Chapter 37
Maya
Please let it be water. Please!
"What are you doing?" I ask again, trying to keep my voice under control. I fail because I can already tell by his posture what the answer is.
With his back turned to me, he slowly lowers the bottle in his hand. His shoulders slump forward, his chest rises and falls rapidly.
He feels caught.
Because he's doing something unbelievably wrong.
A fire ignites within me, a fire that shouldn't exist. "Answer me," the words leave my mouth emotionless. My hands instinctively clench into fists.
"I'm preparing for the concert," he says, sounding like a schoolboy who brought home a bad report card.
"What's in your hand?" I ask before the fire reaches the tips of my hair and burns everything inside me.
I burst into flames.
No, I'm burning fiercely.
Because over there in front of the glossy front of the closet, behind the column of fire that rises directly between us, is no longer Josh in my mind.
It's my father, slowly turning toward me. And I am once again a teenager, fiercely resisting to see the obvious.
"I'm okay. Go play, princess," he says with his deep, gentle voice, giving me a lopsided smile. The flames reflect in his glassy eyes, droplets of liquid hang in his beard.
A part of me wants to flee. A part doesn't want to admit that it's happening again. But my disappointment forbids me from going to him.
"You promised." I blink away the tears from the corners of my eyes and straighten up, trying to feel a little less fragile. He doesn't answer. Instead, he looks at me with his puppy eyes, furrowing his eyebrows as if my disappointment physically hurts him. "Why can't you just stop?" I whisper into the silence between us.

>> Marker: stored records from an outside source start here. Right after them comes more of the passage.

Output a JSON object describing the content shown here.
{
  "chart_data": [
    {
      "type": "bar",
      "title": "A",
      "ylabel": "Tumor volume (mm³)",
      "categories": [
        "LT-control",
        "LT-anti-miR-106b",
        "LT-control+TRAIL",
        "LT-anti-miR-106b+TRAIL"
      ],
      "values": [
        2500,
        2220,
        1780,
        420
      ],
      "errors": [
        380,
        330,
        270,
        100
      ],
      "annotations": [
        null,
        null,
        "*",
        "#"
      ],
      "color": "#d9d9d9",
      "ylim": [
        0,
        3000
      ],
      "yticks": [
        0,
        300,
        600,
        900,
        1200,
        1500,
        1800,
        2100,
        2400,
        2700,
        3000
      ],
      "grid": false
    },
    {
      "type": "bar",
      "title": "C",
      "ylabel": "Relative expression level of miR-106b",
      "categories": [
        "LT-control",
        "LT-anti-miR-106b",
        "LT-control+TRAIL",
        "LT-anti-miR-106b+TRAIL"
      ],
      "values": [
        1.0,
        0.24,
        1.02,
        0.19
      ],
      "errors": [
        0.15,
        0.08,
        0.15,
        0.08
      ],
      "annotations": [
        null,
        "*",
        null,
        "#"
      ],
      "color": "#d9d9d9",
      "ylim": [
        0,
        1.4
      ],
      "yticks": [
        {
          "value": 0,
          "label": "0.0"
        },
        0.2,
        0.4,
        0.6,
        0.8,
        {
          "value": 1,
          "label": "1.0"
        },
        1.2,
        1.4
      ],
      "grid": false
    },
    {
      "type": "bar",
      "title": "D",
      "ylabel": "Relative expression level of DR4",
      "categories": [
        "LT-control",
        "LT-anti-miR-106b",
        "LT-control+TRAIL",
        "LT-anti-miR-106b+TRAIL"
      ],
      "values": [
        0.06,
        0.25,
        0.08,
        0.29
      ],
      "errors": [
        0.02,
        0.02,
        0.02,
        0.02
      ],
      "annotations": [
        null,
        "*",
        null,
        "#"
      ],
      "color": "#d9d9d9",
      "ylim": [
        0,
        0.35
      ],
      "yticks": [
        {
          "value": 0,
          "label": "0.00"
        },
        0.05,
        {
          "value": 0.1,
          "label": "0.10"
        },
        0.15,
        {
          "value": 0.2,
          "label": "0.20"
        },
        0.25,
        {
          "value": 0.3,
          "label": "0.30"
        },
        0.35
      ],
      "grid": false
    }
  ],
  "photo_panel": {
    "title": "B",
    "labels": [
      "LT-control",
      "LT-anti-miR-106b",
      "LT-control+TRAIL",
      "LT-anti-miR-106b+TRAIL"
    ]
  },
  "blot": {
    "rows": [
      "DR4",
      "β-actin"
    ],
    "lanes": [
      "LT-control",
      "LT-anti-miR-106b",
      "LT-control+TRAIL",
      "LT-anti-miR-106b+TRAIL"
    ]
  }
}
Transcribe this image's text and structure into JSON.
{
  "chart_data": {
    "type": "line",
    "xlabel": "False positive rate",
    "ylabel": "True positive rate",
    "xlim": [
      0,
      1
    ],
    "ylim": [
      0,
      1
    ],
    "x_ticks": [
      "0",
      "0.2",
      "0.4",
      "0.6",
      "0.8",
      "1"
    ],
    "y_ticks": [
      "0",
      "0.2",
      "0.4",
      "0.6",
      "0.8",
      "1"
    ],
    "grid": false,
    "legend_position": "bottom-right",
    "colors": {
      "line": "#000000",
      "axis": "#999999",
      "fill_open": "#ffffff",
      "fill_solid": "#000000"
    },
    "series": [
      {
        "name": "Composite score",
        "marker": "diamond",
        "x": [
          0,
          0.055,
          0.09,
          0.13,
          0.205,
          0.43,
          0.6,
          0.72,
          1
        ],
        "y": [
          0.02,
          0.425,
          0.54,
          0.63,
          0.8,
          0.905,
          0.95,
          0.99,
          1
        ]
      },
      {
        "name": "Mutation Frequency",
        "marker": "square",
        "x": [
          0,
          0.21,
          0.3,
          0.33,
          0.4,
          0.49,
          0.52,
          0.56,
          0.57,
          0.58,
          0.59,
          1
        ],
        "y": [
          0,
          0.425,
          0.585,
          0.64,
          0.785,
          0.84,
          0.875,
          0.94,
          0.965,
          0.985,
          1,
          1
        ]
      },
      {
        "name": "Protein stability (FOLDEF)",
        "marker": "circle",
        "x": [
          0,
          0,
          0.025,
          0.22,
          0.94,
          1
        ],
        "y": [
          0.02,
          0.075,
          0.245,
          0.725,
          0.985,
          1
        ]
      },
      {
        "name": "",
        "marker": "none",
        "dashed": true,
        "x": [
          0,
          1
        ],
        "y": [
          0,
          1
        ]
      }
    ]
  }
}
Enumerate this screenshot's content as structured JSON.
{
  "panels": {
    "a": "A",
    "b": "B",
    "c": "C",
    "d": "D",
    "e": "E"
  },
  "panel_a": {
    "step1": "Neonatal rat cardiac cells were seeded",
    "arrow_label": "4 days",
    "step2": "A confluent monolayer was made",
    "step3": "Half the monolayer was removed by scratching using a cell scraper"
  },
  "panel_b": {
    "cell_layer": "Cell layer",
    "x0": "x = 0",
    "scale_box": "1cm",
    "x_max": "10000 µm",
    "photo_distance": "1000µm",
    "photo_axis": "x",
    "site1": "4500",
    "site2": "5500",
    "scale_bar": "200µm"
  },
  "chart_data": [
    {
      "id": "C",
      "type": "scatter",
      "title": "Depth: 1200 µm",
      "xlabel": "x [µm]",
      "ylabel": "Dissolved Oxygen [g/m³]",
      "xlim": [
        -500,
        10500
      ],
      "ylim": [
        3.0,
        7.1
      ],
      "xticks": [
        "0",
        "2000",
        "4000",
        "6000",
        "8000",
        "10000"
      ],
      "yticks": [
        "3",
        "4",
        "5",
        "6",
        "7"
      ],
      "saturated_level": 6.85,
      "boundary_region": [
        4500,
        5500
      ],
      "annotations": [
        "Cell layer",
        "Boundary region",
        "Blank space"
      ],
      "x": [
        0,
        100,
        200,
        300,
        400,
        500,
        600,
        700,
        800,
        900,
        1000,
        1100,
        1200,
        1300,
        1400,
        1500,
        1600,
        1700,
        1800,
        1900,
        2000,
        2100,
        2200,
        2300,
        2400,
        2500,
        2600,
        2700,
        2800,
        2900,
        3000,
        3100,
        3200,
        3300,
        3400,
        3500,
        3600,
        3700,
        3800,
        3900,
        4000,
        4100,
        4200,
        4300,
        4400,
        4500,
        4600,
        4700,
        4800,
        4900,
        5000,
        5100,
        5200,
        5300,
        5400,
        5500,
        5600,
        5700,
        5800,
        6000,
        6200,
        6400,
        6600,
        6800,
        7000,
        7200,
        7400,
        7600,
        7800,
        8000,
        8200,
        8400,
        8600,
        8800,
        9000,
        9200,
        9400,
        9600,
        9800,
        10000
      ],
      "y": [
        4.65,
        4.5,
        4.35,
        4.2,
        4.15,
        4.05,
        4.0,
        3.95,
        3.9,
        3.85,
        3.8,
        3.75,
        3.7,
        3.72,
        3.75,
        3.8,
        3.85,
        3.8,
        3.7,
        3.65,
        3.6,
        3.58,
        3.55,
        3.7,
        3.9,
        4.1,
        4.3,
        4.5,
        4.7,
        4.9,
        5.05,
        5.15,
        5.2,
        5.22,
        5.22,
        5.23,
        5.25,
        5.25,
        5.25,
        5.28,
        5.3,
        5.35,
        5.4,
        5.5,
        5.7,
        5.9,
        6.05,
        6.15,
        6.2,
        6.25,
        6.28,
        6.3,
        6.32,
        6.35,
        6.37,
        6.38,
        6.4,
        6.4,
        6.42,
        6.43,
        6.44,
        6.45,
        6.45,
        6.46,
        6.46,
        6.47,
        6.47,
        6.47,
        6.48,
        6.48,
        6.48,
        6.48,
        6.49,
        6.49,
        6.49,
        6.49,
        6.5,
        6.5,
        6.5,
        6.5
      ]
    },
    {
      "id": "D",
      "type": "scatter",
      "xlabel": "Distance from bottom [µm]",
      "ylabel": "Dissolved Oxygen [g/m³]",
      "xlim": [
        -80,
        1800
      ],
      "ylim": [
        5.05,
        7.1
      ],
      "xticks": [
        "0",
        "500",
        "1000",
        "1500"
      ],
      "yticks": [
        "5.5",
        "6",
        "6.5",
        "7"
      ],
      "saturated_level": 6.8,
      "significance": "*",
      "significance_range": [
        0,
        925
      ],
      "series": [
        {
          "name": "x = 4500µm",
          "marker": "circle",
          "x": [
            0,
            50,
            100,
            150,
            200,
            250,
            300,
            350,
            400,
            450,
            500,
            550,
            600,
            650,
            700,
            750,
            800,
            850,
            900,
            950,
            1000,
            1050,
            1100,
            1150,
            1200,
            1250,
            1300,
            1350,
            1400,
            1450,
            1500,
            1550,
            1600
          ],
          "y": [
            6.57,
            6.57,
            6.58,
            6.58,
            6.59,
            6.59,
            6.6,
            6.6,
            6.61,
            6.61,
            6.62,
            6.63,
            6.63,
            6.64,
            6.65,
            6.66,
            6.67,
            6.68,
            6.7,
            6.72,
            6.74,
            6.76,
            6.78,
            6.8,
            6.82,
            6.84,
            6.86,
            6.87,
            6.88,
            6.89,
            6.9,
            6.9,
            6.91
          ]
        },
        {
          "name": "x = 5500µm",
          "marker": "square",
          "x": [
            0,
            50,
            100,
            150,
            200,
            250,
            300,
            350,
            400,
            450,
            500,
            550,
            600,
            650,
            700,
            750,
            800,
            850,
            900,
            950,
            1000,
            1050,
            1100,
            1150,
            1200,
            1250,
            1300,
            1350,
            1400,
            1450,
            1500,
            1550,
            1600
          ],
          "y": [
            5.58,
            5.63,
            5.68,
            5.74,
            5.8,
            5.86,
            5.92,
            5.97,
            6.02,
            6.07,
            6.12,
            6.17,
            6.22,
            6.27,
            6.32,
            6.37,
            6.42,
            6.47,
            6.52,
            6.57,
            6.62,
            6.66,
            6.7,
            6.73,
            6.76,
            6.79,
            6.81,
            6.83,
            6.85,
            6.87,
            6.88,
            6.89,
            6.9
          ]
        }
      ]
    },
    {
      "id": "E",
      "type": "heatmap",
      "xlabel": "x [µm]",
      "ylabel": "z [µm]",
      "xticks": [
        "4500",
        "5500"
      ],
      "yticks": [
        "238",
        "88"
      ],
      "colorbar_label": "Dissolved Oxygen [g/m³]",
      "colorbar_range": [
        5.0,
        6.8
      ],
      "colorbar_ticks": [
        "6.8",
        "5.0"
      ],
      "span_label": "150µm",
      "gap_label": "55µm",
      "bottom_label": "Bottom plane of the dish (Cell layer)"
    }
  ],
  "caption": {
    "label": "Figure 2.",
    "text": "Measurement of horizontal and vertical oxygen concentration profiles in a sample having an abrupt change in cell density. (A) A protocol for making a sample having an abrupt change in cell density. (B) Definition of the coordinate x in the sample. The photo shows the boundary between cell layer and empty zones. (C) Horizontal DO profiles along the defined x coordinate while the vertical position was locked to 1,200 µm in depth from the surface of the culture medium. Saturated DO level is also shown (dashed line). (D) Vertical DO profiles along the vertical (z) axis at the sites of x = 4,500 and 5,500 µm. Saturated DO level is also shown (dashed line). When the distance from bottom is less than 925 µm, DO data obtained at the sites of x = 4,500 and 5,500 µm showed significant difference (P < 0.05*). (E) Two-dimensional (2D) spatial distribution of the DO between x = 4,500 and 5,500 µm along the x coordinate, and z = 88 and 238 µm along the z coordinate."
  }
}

He staggers toward me and pulls me into his arms. "We all have our shadows."
I sink into his embrace. Because I can't do otherwise. This place is my home. "It has to stop," I murmur meekly.
With love, he strokes my hair. "Isn't it already too late for that?"
I long for nothing more than for him to stop drinking. For us to be a normal family, no longer the subject of gossip. For me to never again sit alone for hours on the cold sidewalk outside school because he forgot to pick me up. And for me not to have to defend him when my friends call him a drunkard.
"There's no such thing as too late because the right time is always now to change things for the better. You said that yourself," I remind him. Then I press myself even tighter against his warm chest.
"Right, Princess. Everything will be different starting tomorrow. I promise." He rocks me back and forth. "I love you so much."
A single tear finds its way down my cheek. Everything inside me becomes soft. "I love you too, Dad."
Back then, I was weak. Far too weak. But today, I am not. My trust, my hope, and the unwavering belief that people can change have died with that man forever.
Through the sea of flames in my field of vision, Josh approaches me in the present moment. The bottle in his hand is gone, and he doesn't stagger. But in his eyes, I recognize that supposedly repentant look that I've seen far too many times before.
In a moment, he will be with me. And he will try to embrace me. He will tell me that he has everything under control. Maybe he will even kiss me just to convince me of his lies.
But I will most certainly not allow that.